We order the lunch special, brown rice, hamachi sashimi and miso soup for her, with the hamachi traded out for an avocado roll for me, since I’m a vegetarian. I give Kelly all the details and after my report, Kelly methodically tucks her blond hair behind her right ear, then shifts to the other side to be symmetrical. She takes a sip of miso soup and says, dragging it out, “But…”
She knows we’ve arrived at the time to discuss the reason this lunch meeting was called in the first place. And it wasn’t to discuss my win.
I take a long breath. “Aidan wants me to go to a meeting. His support group thing.”
Her jaw drops. “Seriously? As if you’re a figurehead?”
Sighing, I say, “I know. It sucks, because I’m obviously completely supportive of g*y rights, g*y marriages, and people should be free to love who they want. So there’s a part of me that feels as if I’m supposed to go. But then there’s this other side that wishes he’d be angry or bitter or catty. That he’d try to take advantage of me, and wheedle money out of me or something. Or try to claim a portion of my Crushed royalties. But nope, he has to be polite Aidan, gracious Aidan. And now he’s asking so nicely about this group and helping other women. Like telling me he was g*y before he started dating Tom. Just a little courtesy heads-up. Hi, honey. We’ve been married for five years and have a kid. But I prefer dick. Wanted to let you know before I date Tom. Or Tooooom, I should say.”
But the truth is, Aidan was sensitive. He was thoughtful when he broke my heart, as weird as that may sound. He didn’t come home drunk and smelling of another guy. I didn’t stumble across g*y p**n on his iPad. And I didn’t catch him having an affair with a man at the gym. But the night he came out was the worst night of my life. I was dumbstruck and broken at the same time. I can still recall that sense of shock that my Aidan, my love, was no longer mine. It’s been a year now and the good thing is I don’t hurt like I did then. The glaring, gaping wound has closed.
And it’s about to be reopened, in a new, fresh way.

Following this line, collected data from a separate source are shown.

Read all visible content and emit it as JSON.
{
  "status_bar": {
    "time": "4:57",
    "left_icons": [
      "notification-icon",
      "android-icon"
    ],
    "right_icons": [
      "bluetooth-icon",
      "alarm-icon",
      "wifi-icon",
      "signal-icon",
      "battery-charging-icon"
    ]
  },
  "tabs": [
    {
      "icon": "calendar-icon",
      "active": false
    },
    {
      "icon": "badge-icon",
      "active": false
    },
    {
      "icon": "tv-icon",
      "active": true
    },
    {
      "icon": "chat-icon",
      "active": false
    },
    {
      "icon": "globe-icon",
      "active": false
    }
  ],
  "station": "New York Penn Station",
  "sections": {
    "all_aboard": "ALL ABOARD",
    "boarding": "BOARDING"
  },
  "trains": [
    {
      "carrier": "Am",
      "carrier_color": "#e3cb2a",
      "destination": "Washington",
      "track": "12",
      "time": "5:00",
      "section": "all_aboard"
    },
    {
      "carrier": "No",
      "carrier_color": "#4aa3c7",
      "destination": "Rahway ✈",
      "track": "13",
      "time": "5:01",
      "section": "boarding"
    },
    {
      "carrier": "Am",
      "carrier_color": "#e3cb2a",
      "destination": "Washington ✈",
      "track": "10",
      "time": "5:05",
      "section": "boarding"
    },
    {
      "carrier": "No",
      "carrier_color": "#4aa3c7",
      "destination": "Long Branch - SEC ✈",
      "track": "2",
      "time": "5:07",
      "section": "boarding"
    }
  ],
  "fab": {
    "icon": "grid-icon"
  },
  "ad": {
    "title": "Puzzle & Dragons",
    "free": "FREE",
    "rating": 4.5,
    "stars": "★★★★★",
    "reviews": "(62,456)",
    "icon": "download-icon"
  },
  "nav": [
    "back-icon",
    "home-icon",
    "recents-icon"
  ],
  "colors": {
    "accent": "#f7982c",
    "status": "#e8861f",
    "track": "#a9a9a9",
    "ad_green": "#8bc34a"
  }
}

“He says there are other women there going through the same thing. And that makes me wonder if I should go. To try to help or something,” I say with a help-me shrug, the words coming out all choppy, because I’m honestly not sure what to do. I’m a bleeding heart indie musician; I’m all about supporting causes.
But still…
Kelly sighs sympathetically. “That’s a tough one. On the one hand, you have no obligation whatsoever to go to a support group. You know that, right?”
I nod, and she continues. “But on the other hand, you have such a good heart, and you’re always trying to help people. So maybe you go and you wind up helping some other women who are going through the pain you went through.”
I shake my head, wishing I knew what to do. So much of my life is lived on stage that I want to find moments where I can just breathe and live quietly. But I also know that the way our marriage ended can cause a particular kind of doubt for a woman, can feed all sorts of insecurities. And I want to tell all the other women going through this—It’s Not Your Fault.